In just a couple of weeks, on 16-17 of September 2025, the UK’s telecoms regulator will open the bidding on a huge chunk of ‘mmWave’ spectrum. You could think of it as opening a multi-lane motorway for mobile data that is designed to handle the traffic jams we all experience in crowded places.
Ofcom itself has said it’s “the most we’ve ever released in an auction,” a massive 5.4 GHz of spectrum across the 26 GHz and 40 GHz bands. It’s designed to realise the full potential of 5G and boost speeds and capacity where we need them most.
Fixing slow and unreliable 5G connections across Europe
This isn’t just notable for the UK. According to Luke Kehoe, an industry analyst at the network intelligence firm Ookla, the 5G auction “signals an early rekindling of mmWave interest in Europe amid a trough of disillusionment.”
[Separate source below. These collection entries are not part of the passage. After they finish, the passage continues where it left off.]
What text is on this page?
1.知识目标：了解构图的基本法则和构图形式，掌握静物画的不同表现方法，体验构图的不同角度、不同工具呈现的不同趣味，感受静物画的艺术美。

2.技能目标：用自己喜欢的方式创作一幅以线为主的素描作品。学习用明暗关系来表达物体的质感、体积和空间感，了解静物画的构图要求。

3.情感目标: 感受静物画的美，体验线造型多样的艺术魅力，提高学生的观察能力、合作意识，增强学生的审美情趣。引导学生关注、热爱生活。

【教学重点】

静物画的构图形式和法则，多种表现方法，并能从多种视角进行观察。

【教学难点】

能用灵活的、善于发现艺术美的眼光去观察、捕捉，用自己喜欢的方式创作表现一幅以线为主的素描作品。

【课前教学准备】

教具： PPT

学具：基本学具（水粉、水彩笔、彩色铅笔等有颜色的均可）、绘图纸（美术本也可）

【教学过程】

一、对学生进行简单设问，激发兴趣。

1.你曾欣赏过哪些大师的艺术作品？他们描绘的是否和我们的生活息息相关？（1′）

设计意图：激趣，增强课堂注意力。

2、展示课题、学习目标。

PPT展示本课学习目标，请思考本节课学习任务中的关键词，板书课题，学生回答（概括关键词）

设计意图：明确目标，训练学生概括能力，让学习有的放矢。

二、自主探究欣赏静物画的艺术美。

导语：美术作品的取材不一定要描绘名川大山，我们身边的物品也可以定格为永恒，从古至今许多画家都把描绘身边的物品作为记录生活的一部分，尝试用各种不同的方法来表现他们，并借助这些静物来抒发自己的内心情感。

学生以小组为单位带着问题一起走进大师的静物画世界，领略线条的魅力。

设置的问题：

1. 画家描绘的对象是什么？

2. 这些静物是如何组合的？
Kehoe notes that Ofcom’s approach is quite clever. Instead of selling off licences for individual towns, a single licence will cover all 68 of the UK’s most data-hungry cities and transport hubs. This, he says, “should make it easier for national neutral host and multi-venue operators to spread deployments across multiple sites,” hopefully speeding up the rollout.
But let’s manage our expectations. This technology isn’t for blanketing the entire countryside. Kehoe points out that even in countries that are ahead of us, its use “remains hyper-local, with MNOs lighting specific venues and pilots on a site-by-site basis.”
In other words, think of it as a solution for specific problem spots – delivering multi-gigabit speeds at a football stadium, packed shopping mall, or a busy airport terminal – rather than a nationwide upgrade.
The catch after the mmWave 5G auction? Your phone probably isn’t ready
There is, however, a big roadblock to clear before you’ll no longer be struggling with a slow 5G connection and can stream 8K video in the middle of a festival crowd.
“The device mix in Europe remains the key bottleneck,” Kehoe warns. “Europe-sold iPhones lack mmWave, and most Android SKUs omit mmWave.”
Essentially, the new motorway is being built, but very few cars have the engine required to drive on it just yet. Kehoe predicts this will push “early usage toward CPE/enterprise devices (with Wi-Fi/ethernet distribution) and managed fleets.”
With this auction, Ofcom is getting the infrastructure in place, so that when our devices do catch up, the mmWave 5G networks will be ready for them. We’ll be keeping a close eye on who bids later this month to see who will be helping to put the UK’s slow 5G connections in the rear-view mirror.